In 1974, when Englishman Richard Kirkby was invited to teach at Nanjing University, he entered a country that, as far as foreigners were concerned, was closed and mysterious. And he witnessed the tumult of the Cultural Revolution, despite official efforts to isolate the tiny group of foreigners in China.

Following an interlude in Hong Kong, in 1978 the academic was persuaded to return to China, and a posting at Shandong University. By then, the nation was regaining its balance and for the first time it was possible to forge almost normal relationships with acquaintances and colleagues.

What follows is an excerpt from Kirkby’s new book, Intruder in Mao’s Realm (Earnshaw Books).

SEX WAS A MINEFIELD in Cultural Revolution China. Youthful urges were brutally repressed, and in at least one case, willing lovers condemned to death. This kind of thing was confirmed to me more than once by friends who had shared the Red Guard life. Happily, as an alien on the fringe of the great Chinese masses my own experience of vital bodily functions was rather less harrowing.

The cultural offerings of Mao’s China had no room for any human relationship other than revolutionary camaraderie. There was one glaring exception – “foreign culture” in the form of North Korean movies readily permitted to the weary Chinese. Pyongyang and Beijing were close at the time, and it was not unusual to spot North Koreans in China on some obscure official business. Long after the Chinese had been allowed to dispense with their Chairman Mao badges, the giveaway was the Great Leader Kim Il-sung’s porky face on every lapel.

In an unguarded moment, a colleague joked that amongst all the world’s peoples, only the Koreans found Mao’s China a good place for a relaxing holiday. Yet in the realm of the silver screen lay a paradox. Like their Chinese counterparts, the North Korean film studios were expected to churn out patriotic epics of revolutionary bravado. But in contrast to the Chinese fare, Korean movies were laced with tear-jerking story lines which not infrequently turned upon the love between a man and a woman.

[Kirkby and his wife, Jo’s] visits to the cinema or revolu­tionary opera were pretty well obligatory in Nanjing. Just when we were looking forward to a peaceful evening, our minder would turn up and boldly announce, “You will go to see a show tonight.” We knew that to rebel would be an affront, so invariably we went. But we soon brightened up when a Korean film was on offer, and it was clear that the Chinese audiences just loved these creations even though the scenes depicting physical proximity between actors of opposite sexes were often crudely cut. Cultural Revolution China saw fit to censor – of all people – the North Koreans.

Indeed, the ultra-puritanical society in which we were immersed embodied a host of paradoxical surprises. I was once strongly reprimanded by our Party overseer for touching a female student’s forearm. I had momentarily forgotten that this part of the female form carries sexual overtones; all I had been trying to do was get over a difficult point of grammar. We were a little taken aback that, to the Chinese, no medical consultation was complete without a needle being wielded, invariably to one’s fleshy behind. Yet when I happened to pass by the ever-crowded clinic and the same young woman was offering her naked bottom to the nurse’s giant syringe, not an unworthy thought seemed to cross the minds of the onlookers. I tried to remember this whenever my own hairy rump was laid bare for the delectation of passing colleagues and students alike.

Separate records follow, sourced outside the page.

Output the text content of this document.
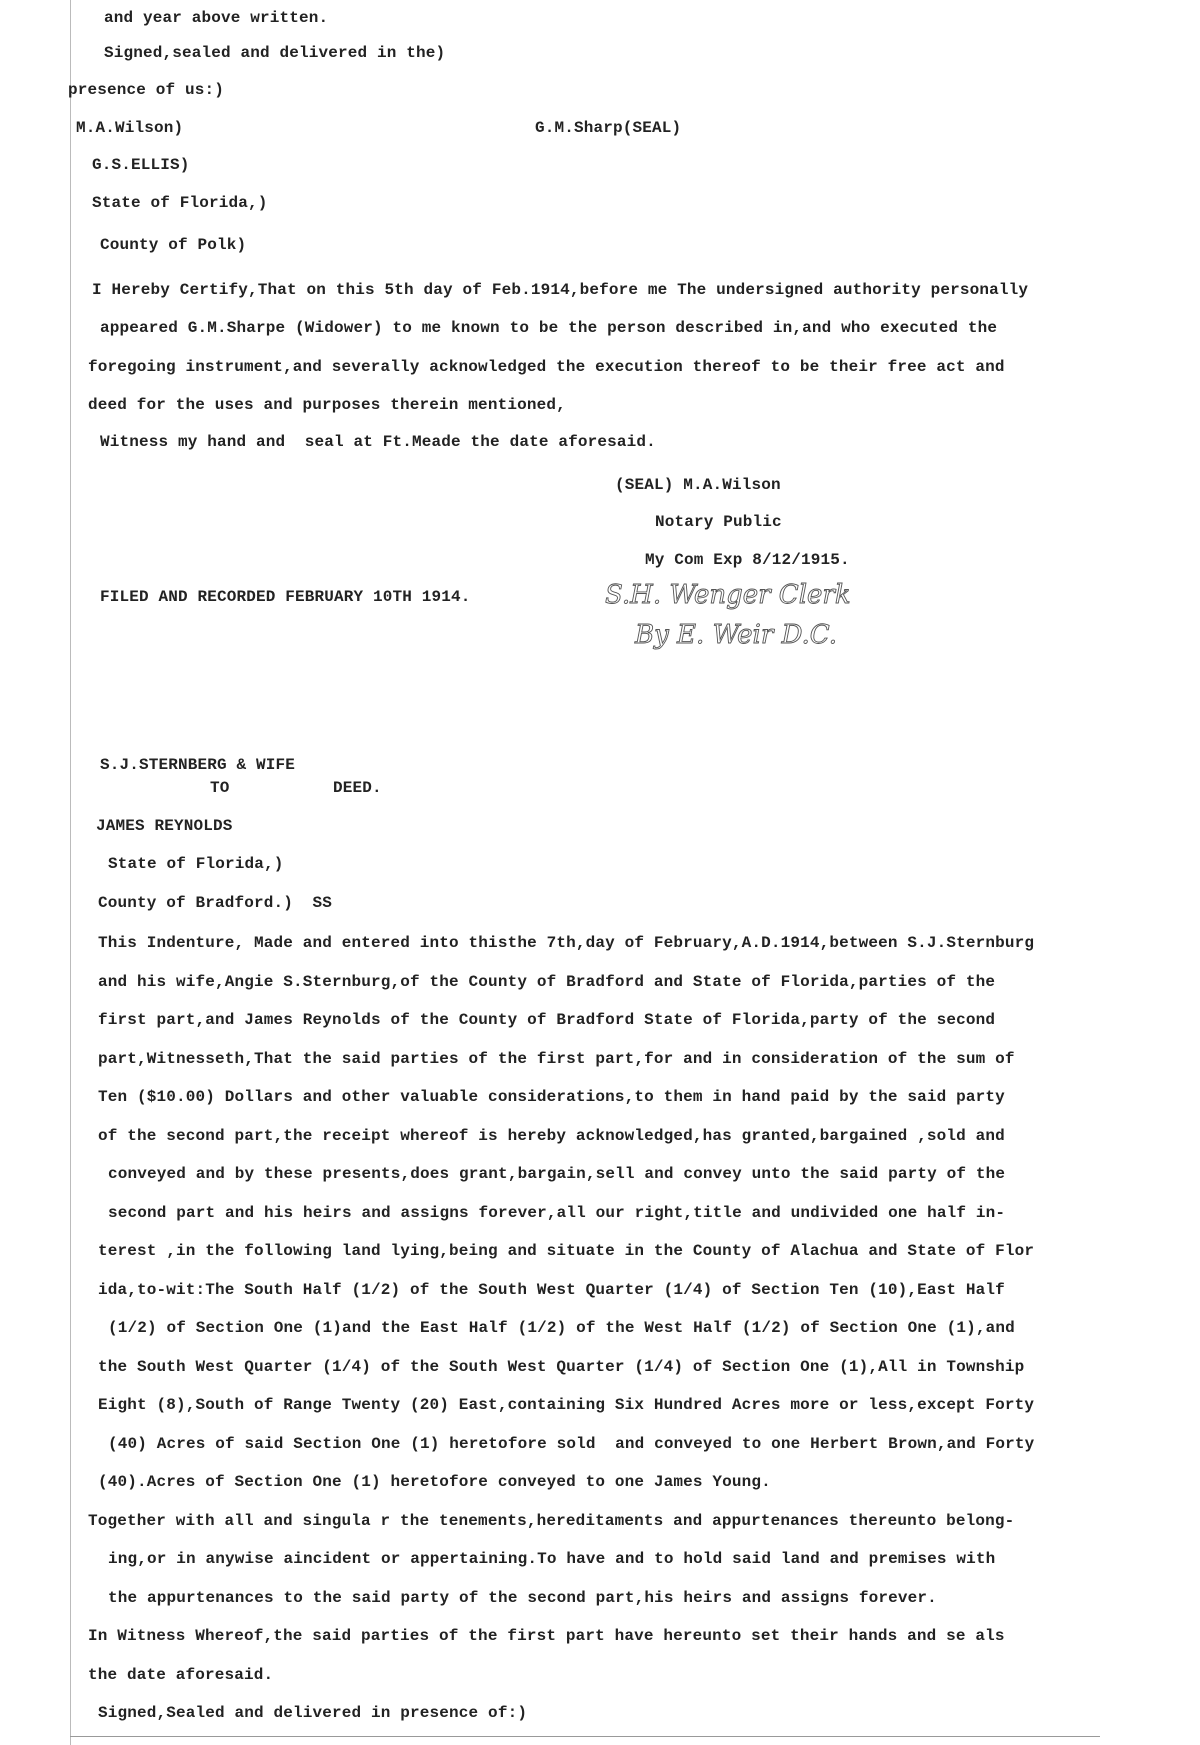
and year above written.
Signed,sealed and delivered in the)
presence of us:)
M.A.Wilson)	G.M.Sharp(SEAL)
G.S.ELLIS)
State of Florida,)
County of Polk)
I Hereby Certify,That on this 5th day of Feb.1914,before me The undersigned authority personally
appeared G.M.Sharpe (Widower) to me known to be the person described in,and who executed the
foregoing instrument,and severally acknowledged the execution thereof to be their free act and
deed for the uses and purposes therein mentioned,
Witness my hand and  seal at Ft.Meade the date aforesaid.
(SEAL) M.A.Wilson
Notary Public
My Com Exp 8/12/1915.
FILED AND RECORDED FEBRUARY 10TH 1914.	S.H. Wenger Clerk
By E. Weir D.C.
S.J.STERNBERG & WIFE
TO	DEED.
JAMES REYNOLDS
State of Florida,)
County of Bradford.)  SS
This Indenture, Made and entered into thisthe 7th,day of February,A.D.1914,between S.J.Sternburg
and his wife,Angie S.Sternburg,of the County of Bradford and State of Florida,parties of the
first part,and James Reynolds of the County of Bradford State of Florida,party of the second
part,Witnesseth,That the said parties of the first part,for and in consideration of the sum of
Ten ($10.00) Dollars and other valuable considerations,to them in hand paid by the said party
of the second part,the receipt whereof is hereby acknowledged,has granted,bargained ,sold and
conveyed and by these presents,does grant,bargain,sell and convey unto the said party of the
second part and his heirs and assigns forever,all our right,title and undivided one half in-
terest ,in the following land lying,being and situate in the County of Alachua and State of Flor
ida,to-wit:The South Half (1/2) of the South West Quarter (1/4) of Section Ten (10),East Half
(1/2) of Section One (1)and the East Half (1/2) of the West Half (1/2) of Section One (1),and
the South West Quarter (1/4) of the South West Quarter (1/4) of Section One (1),All in Township
Eight (8),South of Range Twenty (20) East,containing Six Hundred Acres more or less,except Forty
(40) Acres of said Section One (1) heretofore sold  and conveyed to one Herbert Brown,and Forty
(40).Acres of Section One (1) heretofore conveyed to one James Young.
Together with all and singula r the tenements,hereditaments and appurtenances thereunto belong-
ing,or in anywise aincident or appertaining.To have and to hold said land and premises with
the appurtenances to the said party of the second part,his heirs and assigns forever.
In Witness Whereof,the said parties of the first part have hereunto set their hands and se als
the date aforesaid.
Signed,Sealed and delivered in presence of:)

Calls of nature were another case where vital bodily functions were regarded in a disarmingly unfamiliar way. I will not forget my first foray into a street latrine in Shanghai. This was in the early 1970s, when foreigners had not been seen for many a year – let alone their nether parts. The stinking concrete trough was perhaps 50 feet in length, and in an attempt to preserve some dignity, I chose a section free of immediate neighbours. As soon as I got into position, however, I found myself being flanked on both sides by a close line of squatters whose curiosity had got the better of them. I was fixed by two score eyes and a running commentary soon aroused general mirth.

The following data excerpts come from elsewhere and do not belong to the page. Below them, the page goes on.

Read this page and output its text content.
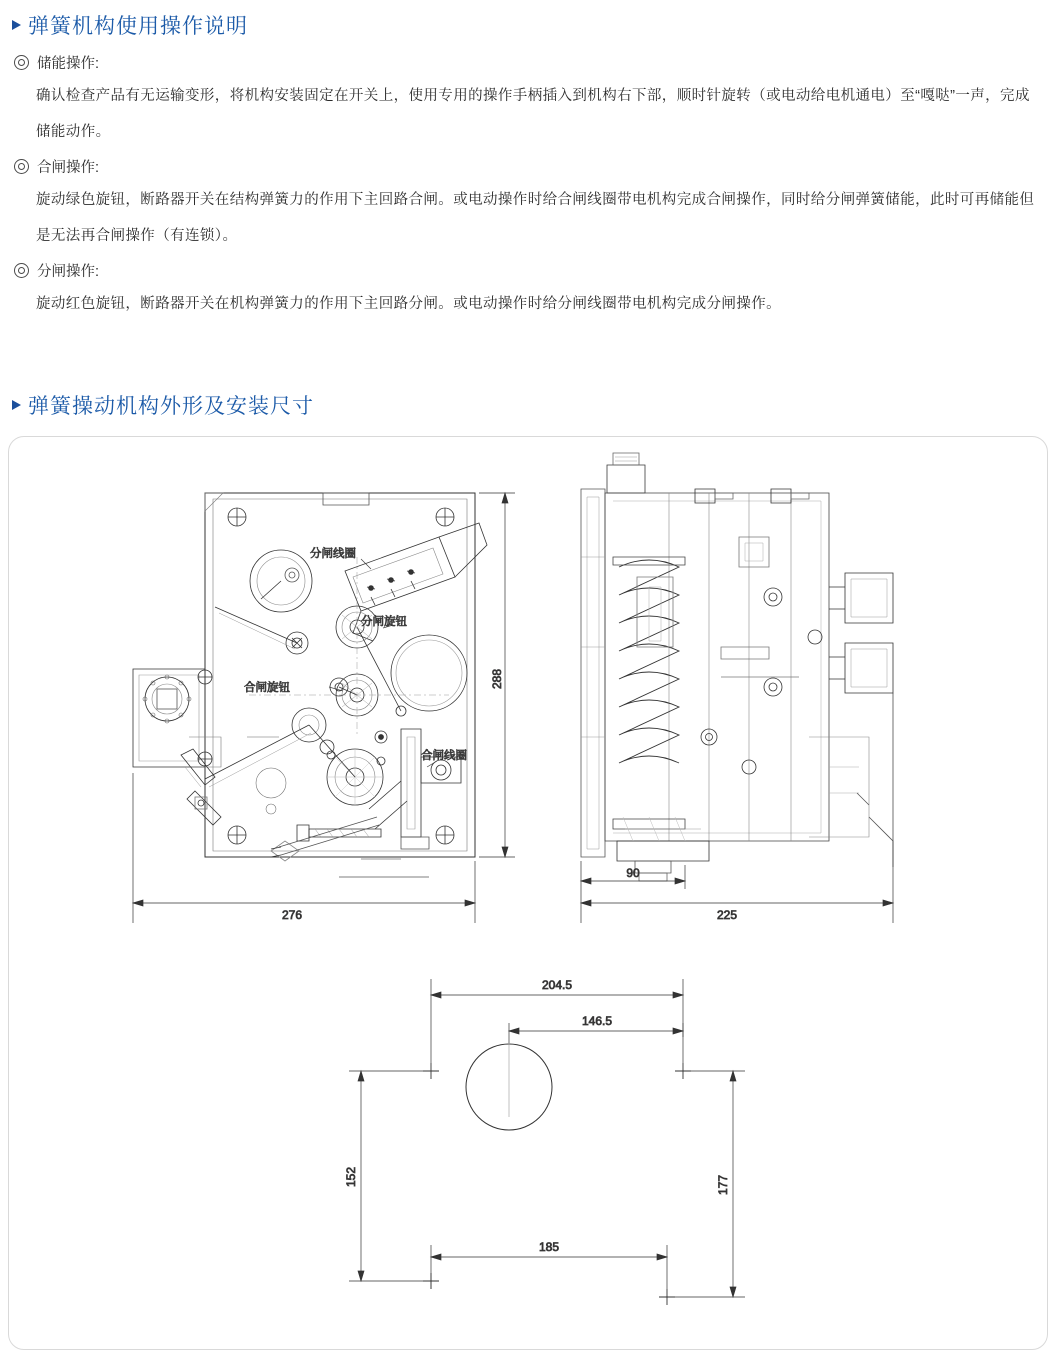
弹簧机构使用操作说明
储能操作:
确认检查产品有无运输变形，将机构安装固定在开关上，使用专用的操作手柄插入到机构右下部，顺时针旋转（或电动给电机通电）至“嘎哒”一声，完成储能动作。
合闸操作:
旋动绿色旋钮，断路器开关在结构弹簧力的作用下主回路合闸。或电动操作时给合闸线圈带电机构完成合闸操作，同时给分闸弹簧储能，此时可再储能但是无法再合闸操作（有连锁）。
分闸操作:
旋动红色旋钮，断路器开关在机构弹簧力的作用下主回路分闸。或电动操作时给分闸线圈带电机构完成分闸操作。
弹簧操动机构外形及安装尺寸
分闸线圈
分闸旋钮
合闸旋钮
合闸线圈
276
288
90
225
204.5
146.5
152	177
185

The Chinese lavatorial experience often provided thought-provoking anthropological insights. And despite the ultra-puritanism of Mao’s China, bodily functions of a rather more alluring variety might also be conducted in a strangely matter-of-fact way. Official paranoia meant that we were never told of the comings and goings of other foreigners. But one day during our confinement in Nanjing’s Dingshan we were pleased to find that there were new neighbours, a young couple from the “fraternal revolutionary party” in Ecuador. With the dust of their long journey barely removed, the newcomers were assembled for introductory formalities by their minder, a timid grey woman of late middle age.

“Which size do you take?” was her straight-from-the-hip opening remark to the man. The new arrivals were puzzled. The woman pointed to the two children – a barely acceptable number for foreign friends to bring to China, the land of the one-child family [although the one-child policy would not be formally implemented until 1980, moves were already afoot to limit family sizes]. She then waved at the man. When the penny dropped, there were gasps of astonishment and then embarrassed laughter. After all, Westerners did not start to talk about such intimate things in public until the Aids virus arrived. I had indeed noticed that every downtown pharmacy had a counter where the goods were free. Around it, there was always a flurry of women, scrabbling through the poorly packaged da (large), zhong (medium) and xiao (small) condoms. Human nature being such and the central planners in Beijing characteristically unresponsive to consumer preference, of the “small” variety a huge surplus always remained unclaimed.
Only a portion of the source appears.